The way that questions are picked to be answered is vastly different, where the community vote for the questions, the developers sit around a table and discuss between them how to answer that question or solve that problem. When a problem has no easy answer, the developers do not answer it and go for the next question. Sometime later (maybe years) they will have an answer for it that will actually fix the problem. But there are questions that remain unclear for a long time.
But a great point that saves Pathfinder's FAQ from the same destiny of 3.5's FAQ is the fact that many of those rulings are actually printed on future editions of those books. Some have slipped through, so I won't say that they always do this, but when they see that they have to change a ruling, that is usually reflected in the next printing. This blog post actually describes the process of FAQ answering.
Until the PaizoCon of each year (usually May or July), they try to post weekly or biweekly updates on FAQs, which greatly motivates people to keep voting for questions to be answered. But from the weeks before PaizoCon and a little after, and once again until before and after the GenCon (usually August) of the same year, the FAQs slow down a lot due to all the events, planning for the next year releases and holidays. They practically return to (semi) normal schedule around October or November and pause again in December. So you could say that new FAQs are posted frequently for the first half of a year, and slowing down considerably for the remaining half.

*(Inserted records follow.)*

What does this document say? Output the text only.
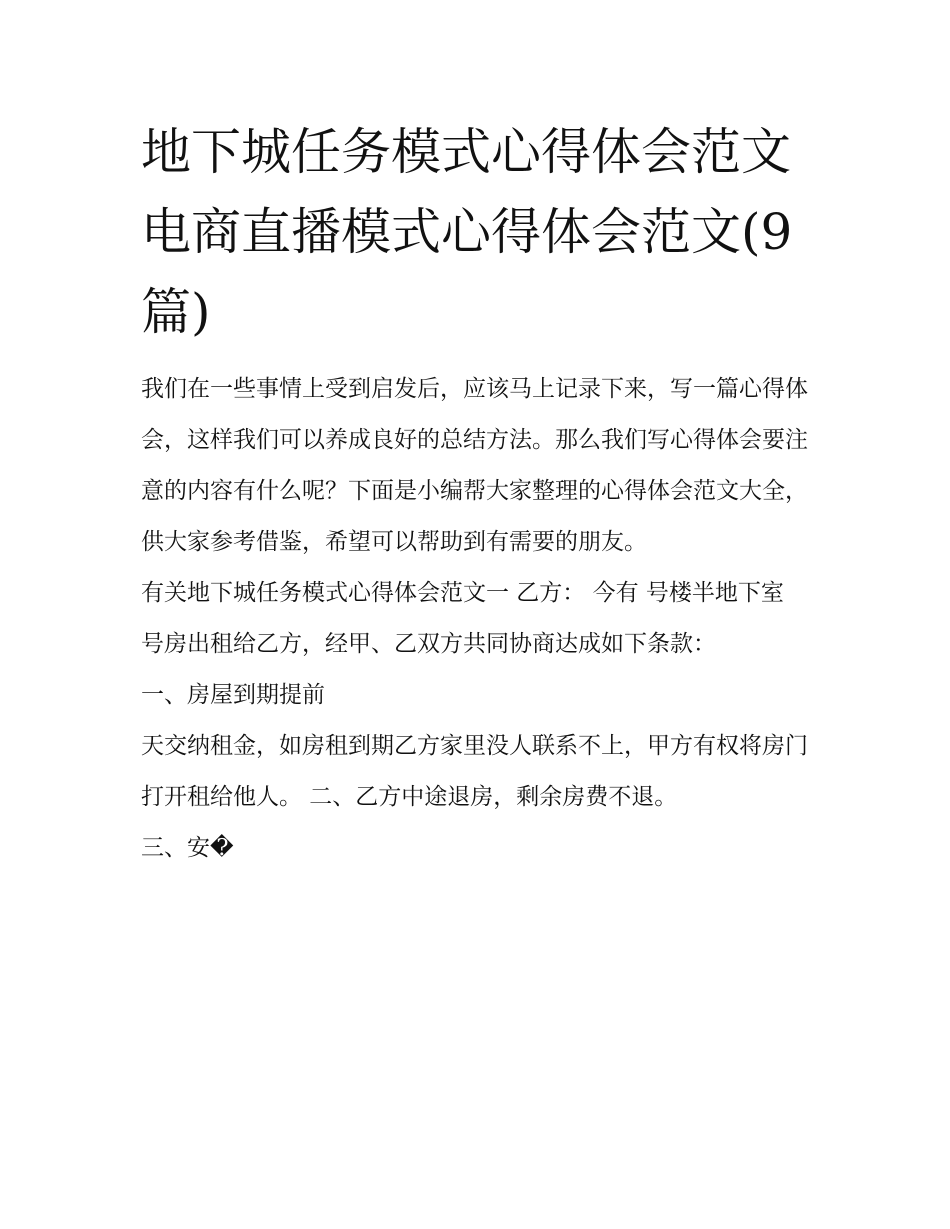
地下城任务模式心得体会范文电商直播模式心得体会范文(9篇)

我们在一些事情上受到启发后，应该马上记录下来，写一篇心得体会，这样我们可以养成良好的总结方法。那么我们写心得体会要注意的内容有什么呢？下面是小编帮大家整理的心得体会范文大全，供大家参考借鉴，希望可以帮助到有需要的朋友。

有关地下城任务模式心得体会范文一 乙方： 今有 号楼半地下室 号房出租给乙方，经甲、乙双方共同协商达成如下条款：

一、房屋到期提前

天交纳租金，如房租到期乙方家里没人联系不上，甲方有权将房门打开租给他人。 二、乙方中途退房，剩余房费不退。

三、安�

If you want to keep track of new FAQs, you can always mark this thread as a favourite and you will be notified when they update the FAQ.

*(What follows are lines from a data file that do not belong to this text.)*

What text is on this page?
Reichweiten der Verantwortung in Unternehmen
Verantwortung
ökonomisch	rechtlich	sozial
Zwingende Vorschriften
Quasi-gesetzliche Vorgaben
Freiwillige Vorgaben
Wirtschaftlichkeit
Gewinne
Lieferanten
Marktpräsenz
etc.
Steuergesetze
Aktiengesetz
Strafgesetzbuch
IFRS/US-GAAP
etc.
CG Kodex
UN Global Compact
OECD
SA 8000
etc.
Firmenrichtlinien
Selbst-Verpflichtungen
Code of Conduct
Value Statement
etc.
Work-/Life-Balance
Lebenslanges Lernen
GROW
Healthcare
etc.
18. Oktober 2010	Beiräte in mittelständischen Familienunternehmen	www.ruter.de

(Note: Starfinder has reduced this a lot this year, but I hope they pick up their pace again.)
For Society play, those same rulings are incorporated by the coordinators, regardless if they are in print or not, and the official document (in pdf and available for download) is often updated (every few months)
On the other hand, the developers are usually allowed to give their personal opinions on how certain rules should work. This either has caused problems or actually led them to take a look at certain questions that deserved an answer. Most notably, Mark Seifter (Designer) and James Jacobs (Creative Diretor), have known threads to ask all sort of questions there. Those are useful sources of rules as intended and also a door to point them to questions that could obtain an easy answer, like those from newly released books. Ironically, Jason Bulhman (Lead Designer) personal thread actually says to ask "non-rules questions" to avoid the problems I mentioned.